Can you share a bit about National Disability Employment Awareness Month?
National Disability Employment Awareness month (NDEAM) is held each year in October and is led by the U.S. Department of Labor’s Office of Disability Employment Policy. 2020 marks the 75th anniversary of NDEAM, and it also marks the 30th anniversary of the Americans with Disabilities Act (ADA). The observance of both anniversaries is significant, as we continue to increase access and opportunity for individuals in our community with disabilities. In a 2018 Rockefeller Institute Report issued for the New York State Industries for the Disabled, only 39.6% of individuals with disabilities ages 20–64 in New York State were participating in the workforce, compared to 80% of those who do not have a disability. This data is why access and opportunity are so important for individuals with disabilities in the workforce, and why NDEAM is important for all of us in the community to recognize and support in our own businesses and workforces.
What does National Disability Employment Awareness Month mean to you personally?
National Disability Employment Awareness Month for me personally means an opportunity to promote and support those of us in our community who want to work, have the ability to work, and are in need of an organization that sees the potential in someone, not the disability.
What does disability inclusion look like to you, in the workplace and in our world, and why is it critically important in leading us collectively into the future?
Disability inclusion to me, if done right, does not look any different than a traditional workforce. Each organization’s goal should be the success of its employees, and it is the organizations obligation to promote an environment where everyone feels welcome and supported. When done correctly, disability inclusion is a culture, whether in a workforce or the world, and it is seamless to those who participate.
Inclusion of individuals with disabilities in a workforce is critically important, especially in today’s world where there is a tremendous need for quality employees. Individuals with disabilities fill that need in many workplaces, including the Center for Disability Services, where part of our great success as an organization has come from our diverse and inclusive workforce, to which individuals with disabilities had contributed immeasurably.
As an advocate for people with disabilities, what other leaders or members of the community are inspiring you the most to do the work you do, and why?
My inspiration to do this work comes from our staff, families, and Board of Directors. Our staff day in and day out, show incredible skill and compassion in the work they perform, and the results they achieve. They are personally driven by the agency mission and treat those that we support like their family. During this COVID pandemic, staff were supportive of constant change and creative in helping keep those we support safe, while taking care of their own families. Heroic efforts by our staff during regular times, and Super-Heroic during this pandemic, and certainly inspiring to all of us.
My other inspiration is our families who have entrusted the care of their family member to our agency and to our staff. They are the agency’s partner in insuring that the needs are properly identified, and collectively are met. The families are incredibly supportive and appreciative of the work our staff do each day, and you can’t help but be inspired by their commitment to our success.
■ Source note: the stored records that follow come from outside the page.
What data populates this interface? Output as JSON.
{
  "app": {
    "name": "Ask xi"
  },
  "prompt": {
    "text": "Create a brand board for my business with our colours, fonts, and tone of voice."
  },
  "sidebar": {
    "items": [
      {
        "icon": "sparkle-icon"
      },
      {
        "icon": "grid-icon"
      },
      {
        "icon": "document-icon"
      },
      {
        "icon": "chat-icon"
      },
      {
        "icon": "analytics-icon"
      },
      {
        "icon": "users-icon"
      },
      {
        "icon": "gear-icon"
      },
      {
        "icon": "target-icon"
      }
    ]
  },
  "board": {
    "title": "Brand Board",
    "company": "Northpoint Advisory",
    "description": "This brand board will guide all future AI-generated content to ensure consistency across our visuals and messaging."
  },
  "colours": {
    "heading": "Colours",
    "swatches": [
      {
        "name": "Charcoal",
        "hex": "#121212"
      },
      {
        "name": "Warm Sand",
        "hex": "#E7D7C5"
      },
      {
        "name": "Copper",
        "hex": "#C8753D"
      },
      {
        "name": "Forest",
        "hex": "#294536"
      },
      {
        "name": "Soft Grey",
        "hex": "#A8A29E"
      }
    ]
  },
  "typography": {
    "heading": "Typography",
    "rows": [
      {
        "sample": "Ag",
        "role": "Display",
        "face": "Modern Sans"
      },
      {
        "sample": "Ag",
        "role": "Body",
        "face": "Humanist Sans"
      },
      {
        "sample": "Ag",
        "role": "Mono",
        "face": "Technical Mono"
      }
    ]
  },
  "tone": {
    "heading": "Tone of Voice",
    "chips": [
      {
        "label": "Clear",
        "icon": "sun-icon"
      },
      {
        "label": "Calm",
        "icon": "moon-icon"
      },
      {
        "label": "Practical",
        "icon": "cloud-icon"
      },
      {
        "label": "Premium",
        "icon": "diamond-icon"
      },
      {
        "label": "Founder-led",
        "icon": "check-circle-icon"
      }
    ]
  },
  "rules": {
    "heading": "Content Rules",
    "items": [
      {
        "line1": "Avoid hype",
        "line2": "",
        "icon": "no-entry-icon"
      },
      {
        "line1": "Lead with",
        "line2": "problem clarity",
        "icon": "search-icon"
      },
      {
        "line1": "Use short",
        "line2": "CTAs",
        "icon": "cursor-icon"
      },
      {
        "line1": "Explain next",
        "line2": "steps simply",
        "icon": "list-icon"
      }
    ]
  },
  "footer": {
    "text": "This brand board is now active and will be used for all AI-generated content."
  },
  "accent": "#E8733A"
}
How can we, as companies and as individuals, stay better informed and committed to the work of “Increasing Access and Opportunity” for all?
Organizations, and the people who make them up, can best stay informed by being involved. Everyone has a gift or a talent that they can share to make any organization or situation better. When companies partner with non-profit organizations such as the Center for Disability Services, access and opportunity will automatically increase for all. We would ask that companies review their own operations and look for opportunities where they can partner with a local non-profit in their community. These types of partnerships focus on increasing access for individuals with disabilities, which will lead to better opportunities for everyone.